DEI is a system of quotas, the author is arguing against it, people should be hired on merit and ability, once equity was introduced it became about hiring representatives of a demographic regardless of whether they were suited to do the job. This has caused discrimination against groups that don't fit into the favoured demographic.

It also backfires. You hire someone female/of colour/disabled because you need to up your quota of people who are female/of colour/disabled but the only candidate that matches your quota needs doesn't quite have the skills for the job. You cross your fingers you can train them up but they don't make it, and the whole organisation around them is reinforced in their prejudice that people who are female/of colour/disabled aren't as capable as white men.

There's a very fine line between recognising and righting an injustice and being mind blowingly patronising to disadvantaged groups.

And of course then there's poor white boys, who are and have always been the most educationally disadvantaged group of all, who never feature in the quotas but are still told to be aware of their white privilege.

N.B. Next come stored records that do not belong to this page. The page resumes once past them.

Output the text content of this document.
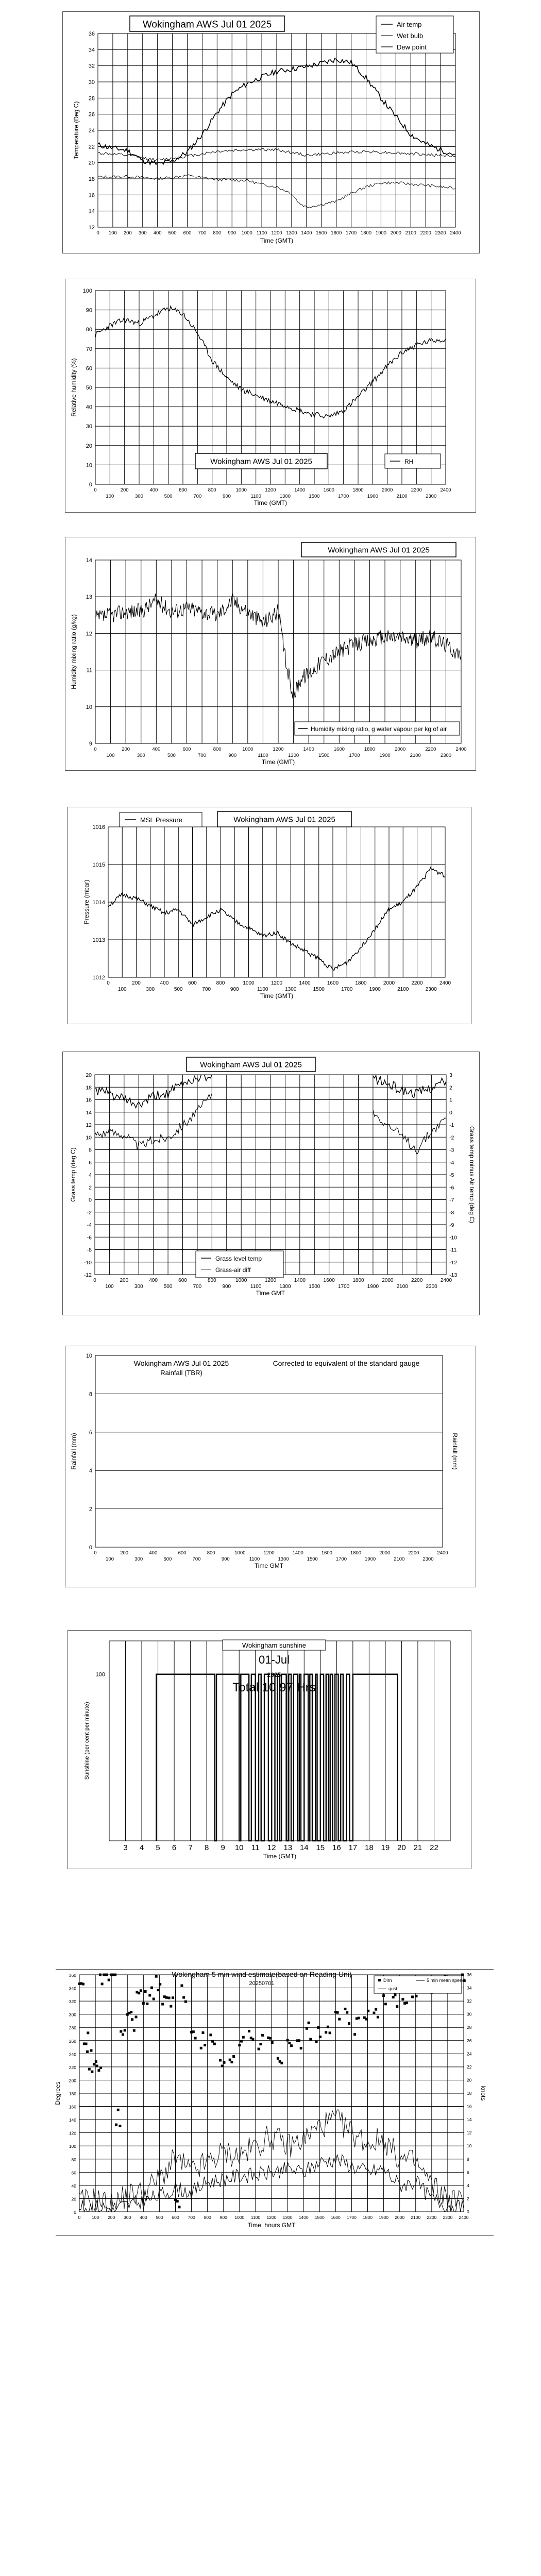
12
14
16
18
20
22
24
26
28
30
32
34
36
0 100 200 300 400 500 600 700 800 900 1000 1100 1200 1300 1400 1500 1600 1700 1800 1900 2000 2100 2200 2300 2400
Time (GMT)
Temperature (Deg C)
Wokingham AWS Jul 01 2025	Air temp
Wet bulb
Dew point
0
10
20
30
40
50
60
70
80
90
100
0
100
200
300
400
500
600
700
800
900
1000
1100
1200
1300
1400
1500
1600
1700
1800
1900
2000
2100
2200
2300
2400
Time (GMT)
Relative humidity (%)
Wokingham AWS Jul 01 2025	RH
9
10
11
12
13
14
0
100
200
300
400
500
600
700
800
900
1000
1100
1200
1300
1400
1500
1600
1700
1800
1900
2000
2100
2200
2300
2400
Time (GMT)
Humidity mixing ratio (g/kg)
Wokingham AWS Jul 01 2025
Humidity mixing ratio, g water vapour per kg of air
1012
1013
1014
1015
1016
0
100
200
300
400
500
600
700
800
900
1000
1100
1200
1300
1400
1500
1600
1700
1800
1900
2000
2100
2200
2300
2400
Time (GMT)
Pressure (mbar)
MSL Pressure	Wokingham AWS Jul 01 2025
-12
-10
-8
-6
-4
-2
0
2
4
6
8
10
12
14
16
18
20
0
100
200
300
400
500
600
700
800
900
1000
1100
1200
1300
1400
1500
1600
1700
1800
1900
2000
2100
2200
2300
2400
Time GMT
Grass temp (deg C)
-13
-12
-11
-10
-9
-8
-7
-6
-5
-4
-3
-2
-1
0
1
2
3
Grass temp minus Air temp (deg C)
Wokingham AWS Jul 01 2025
Grass level temp
Grass-air diff
0
2
4
6
8
10
0
100
200
300
400
500
600
700
800
900
1000
1100
1200
1300
1400
1500
1600
1700
1800
1900
2000
2100
2200
2300
2400
Time GMT
Rainfall (mm)	Rainfall (mm)
Wokingham AWS Jul 01 2025
Rainfall (TBR)
Corrected to equivalent of the standard gauge
100
3 4 5 6 7 8 9 10 11 12 13 14 15 16 17 18 19 20 21 22
Time (GMT)
Sunshine (per cent per minute)
Wokingham sunshine
01-Jul
2025
Total 10.97 Hrs
0
20
40
60
80
100
120
140
160
180
200
220
240
260
280
300
320
340
360
0	100 200 300 400 500 600 700 800 900 1000 1100 1200 1300 1400 1500 1600 1700 1800 1900 2000 2100 2200 2300 2400
Time, hours GMT
Degrees
0
2
4
6
8
10
12
14
16
18
20
22
24
26
28
30
32
34
36
knots
Wokingham 5 min wind estimate(based on Reading Uni)
20250701	Dirn	5 min mean speed
gust
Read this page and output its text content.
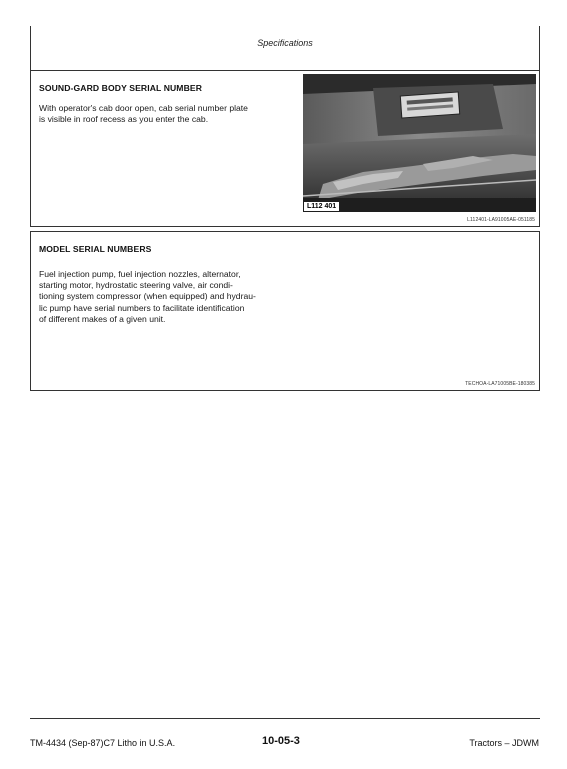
Specifications
SOUND-GARD BODY SERIAL NUMBER

With operator's cab door open, cab serial number plate
is visible in roof recess as you enter the cab.

L112 401
L112401-LA91005AE-051185
MODEL SERIAL NUMBERS

Fuel injection pump, fuel injection nozzles, alternator,
starting motor, hydrostatic steering valve, air condi-
tioning system compressor (when equipped) and hydrau-
lic pump have serial numbers to facilitate identification
of different makes of a given unit.

TECHOA-LA71005BE-180385
TM-4434 (Sep-87)C7 Litho in U.S.A.	10-05-3	Tractors – JDWM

It does feel as if we are reaching more of a balance lately, I hope that's what's happening.,

Persephonia1966 · Today 15:29

TheywontletmehavethenameIwant · Today 14:29

DEI is a system of quotas, the author is arguing against it, people should be hired on merit and ability, once equity was introduced it became about hiring representatives of a demographic regardless of whether they were suited to do the job. This has caused discrimination against groups that don't fit into the favoured demographic.

DEI might be. The Equality Act very explicitly doesn't require quotas. Indeed while targets are allowed, quotas aren't except under very very specific circumstances under the Equality Act.** You can read it if you don't believe me.
So we can have a discussion about whether or not quotas are a good idea in actively preventing discrimination, or whether positive discrimination and equity V equality is a good thing. But then we aren't talking about the equality act.

**For example, the RAF introduced quotas/targets to try to get more representation of ethnic minorities and women. This led to a group of white male pilots successfully taking them to court because they had been illegally discriminated against according to the Equality Act. MI6 is allowed to have quotas because you need a mix of people for spy shit. So they get to make an exception but it's rare.

Persephonia1966 · Today 15:31

@TheywontletmehavethenameIwant
You hire someone female/of colour/disabled because you need to up your quota of people who are female/of colour/disabled but the only candidate that matches your quota needs doesn't quite have the skills for the job.

If you do that in the UK you are breaking the law though. So the rights/wrongs and costs to business aside it's probably not a very good idea to do it for that reason.